Aux origines de la présence noire en Oklahoma
Un aspect peu connu de la "Conquête de l'Ouest"

Victor Luckerson, Run It Back, 22/1/2020

Traduit par Fausto Giudice

Le centenaire du massacre raciste de Tulsa est une occasion de revenir sur l’histoire des communautés noires en Oklahoma. L’auteur explique comment deux groupes totalement différents ont été traités comme un seul et même groupe.

Pour Eliza Whitmire, le voyage vers l'Oklahoma était un souvenir amer. Elle était née esclave dans la nation Cherokee, sur une grande plantation dans les montagnes de Géorgie. Lorsque les milices yankees ont forcé le peuple cherokee à quitter sa terre natale en 1838 - une atrocité aujourd'hui connue sous le nom de «  Piste des larmes » - Eliza Whitmire et de nombreux autres esclaves de la tribu ont  participé à cette marche éreintante. Ils et elles ont servi de chasseurs, d'infirmières et de cuisinier·ères tout au long du voyage hivernal brutal à travers le sud-est. Ils s'occupaient du bétail pendant la journée et menaient patrouille de sécurité la nuit. Ils et elles ont défriché la piste elle-même, traversant les étendues sauvages du sud vers l'inconnu. Whitmire survécut au voyage, mais de nombreux·ses esclaves furent parmi les milliers qui moururent au cours d'un voyage vers l'Ouest qu'ils et elles n'avaient jamais demandé.

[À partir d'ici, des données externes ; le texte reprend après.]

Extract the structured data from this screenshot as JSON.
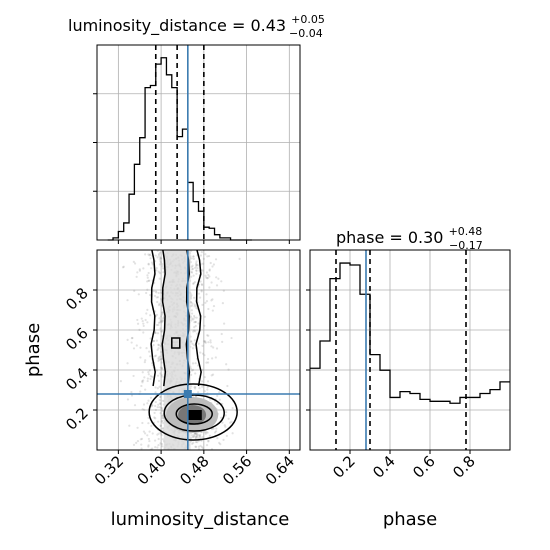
{
  "colors": {
    "truth": "#3b7bb0",
    "hist": "#000000",
    "grid": "#b0b0b0",
    "points": "#8c8c8c",
    "density_dark": "#000000",
    "density_light": "#d9d9d9"
  },
  "chart_data": [
    {
      "type": "step-histogram",
      "panel": "luminosity_distance-marginal",
      "title": {
        "prefix": "luminosity_distance = 0.43",
        "plus": "+0.05",
        "minus": "−0.04"
      },
      "x_range": [
        0.28,
        0.66
      ],
      "bin_edges": [
        0.3,
        0.31,
        0.32,
        0.33,
        0.34,
        0.35,
        0.36,
        0.37,
        0.38,
        0.39,
        0.4,
        0.41,
        0.42,
        0.43,
        0.44,
        0.45,
        0.46,
        0.47,
        0.48,
        0.49,
        0.5,
        0.51,
        0.52,
        0.53,
        0.54,
        0.55,
        0.56,
        0.57
      ],
      "counts": [
        0,
        2,
        8,
        16,
        43,
        71,
        96,
        143,
        145,
        165,
        171,
        155,
        143,
        97,
        104,
        54,
        36,
        27,
        12,
        11,
        5,
        2,
        2,
        0,
        0,
        0,
        0
      ],
      "quantiles": [
        0.39,
        0.43,
        0.48
      ],
      "truth": 0.45,
      "grid": true
    },
    {
      "type": "scatter-density",
      "panel": "2d",
      "x_label": "luminosity_distance",
      "y_label": "phase",
      "x_range": [
        0.28,
        0.66
      ],
      "y_range": [
        0.0,
        1.0
      ],
      "x_ticks": [
        "0.32",
        "0.40",
        "0.48",
        "0.56",
        "0.64"
      ],
      "y_ticks": [
        "0.2",
        "0.4",
        "0.6",
        "0.8"
      ],
      "truth": [
        0.45,
        0.28
      ],
      "grid": true
    },
    {
      "type": "step-histogram",
      "panel": "phase-marginal",
      "title": {
        "prefix": "phase = 0.30",
        "plus": "+0.48",
        "minus": "−0.17"
      },
      "x_range": [
        0.0,
        1.0
      ],
      "x_label": "phase",
      "x_ticks": [
        "0.2",
        "0.4",
        "0.6",
        "0.8"
      ],
      "bin_edges": [
        0.0,
        0.05,
        0.1,
        0.15,
        0.2,
        0.25,
        0.3,
        0.35,
        0.4,
        0.45,
        0.5,
        0.55,
        0.6,
        0.65,
        0.7,
        0.75,
        0.8,
        0.85,
        0.9,
        0.95,
        1.0
      ],
      "counts": [
        42,
        56,
        88,
        96,
        95,
        80,
        49,
        41,
        27,
        30,
        29,
        26,
        25,
        25,
        24,
        27,
        27,
        29,
        31,
        35
      ],
      "quantiles": [
        0.13,
        0.3,
        0.78
      ],
      "truth": 0.28,
      "grid": true
    }
  ]
}
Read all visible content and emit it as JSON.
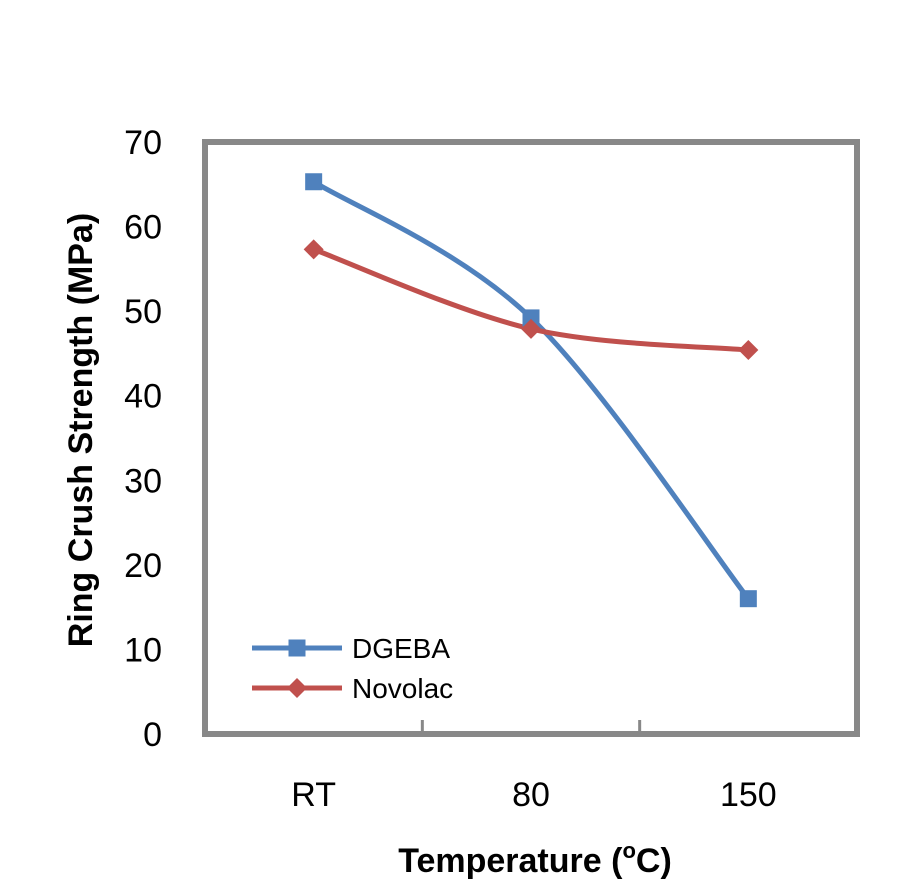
{
  "chart_data": {
    "type": "line",
    "smooth": true,
    "categories": [
      "RT",
      "80",
      "150"
    ],
    "series": [
      {
        "name": "DGEBA",
        "values": [
          65.3,
          49.2,
          16.0
        ],
        "color": "#4F81BD",
        "marker": "square"
      },
      {
        "name": "Novolac",
        "values": [
          57.3,
          47.9,
          45.4
        ],
        "color": "#C0504D",
        "marker": "diamond"
      }
    ],
    "xlabel": "Temperature (",
    "xlabel_sup": "o",
    "xlabel_tail": "C)",
    "ylabel": "Ring Crush Strength (MPa)",
    "ylim": [
      0,
      70
    ],
    "yticks": [
      0,
      10,
      20,
      30,
      40,
      50,
      60,
      70
    ],
    "grid": false,
    "legend_position": "bottom-left",
    "plot_border_color": "#888888"
  }
}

Pour De'Leslaine Davis, le voyage vers l'Oklahoma était une opportunité. Ce natif de Caroline du Sud occupait des emplois subalternes au Kansas lorsqu'un ami l'a convaincu de s'aventurer au sud, dans le Territoire indien. Le 22 avril 1889, le gouvernement usaméricain ouvrait près de deux millions d'acres [810 000 hectares] de terre à la colonisation publique. Premier arrivé, avec un piquet en bois et une carabine Winchester, premier servi. Davis et son compagnon étaient là à midi, tenant les rênes de leurs chevaux derrière une ligne invisible qui séparait des milliers de futurs colons des « terres non attribuées » (les terres avaient été « attribuées » aux Amérindiens dans le cadre de leur déportation vers l'Oklahoma, mesure annulée après la guerre civile). Les deux hommes étaient probablement les seuls visages noirs en vue. Mais lorsqu'un coup de feu retentit, le groupe entier se transforma en une avalanche de sabots et de chariots au galop et de jambes lancées dans une course désespérée.

Davis obtint une centaine d'acres [40 hectares] près de la rivière Canadian, juste à l'ouest de l'actuelle Oklahoma City. Au cours des années suivantes, des milliers d'autres Afro-USAméricains participeront à d'autres courses à la terre, rejoignant Davis en tant que colons dans une région déjà peuplée d'autochtones et de Noirs.

Whitmire et Davis sont partis vers l'Ouest pour des raisons différentes - l'une sous la contrainte, l'autre de son plein gré. Pendant de nombreuses années, ils auraient eu des raisons de se méfier les uns des autres. Ils auraient même pu ne pas se considérer comme étant de la même race. Mais lorsque les historiens blancs ont finalement décidé de cataloguer les souvenirs de ces pionniers de l'Ouest dans les années 1930, ils furent considérés comme un seul peuple : Nègres. De couleur. Noirs.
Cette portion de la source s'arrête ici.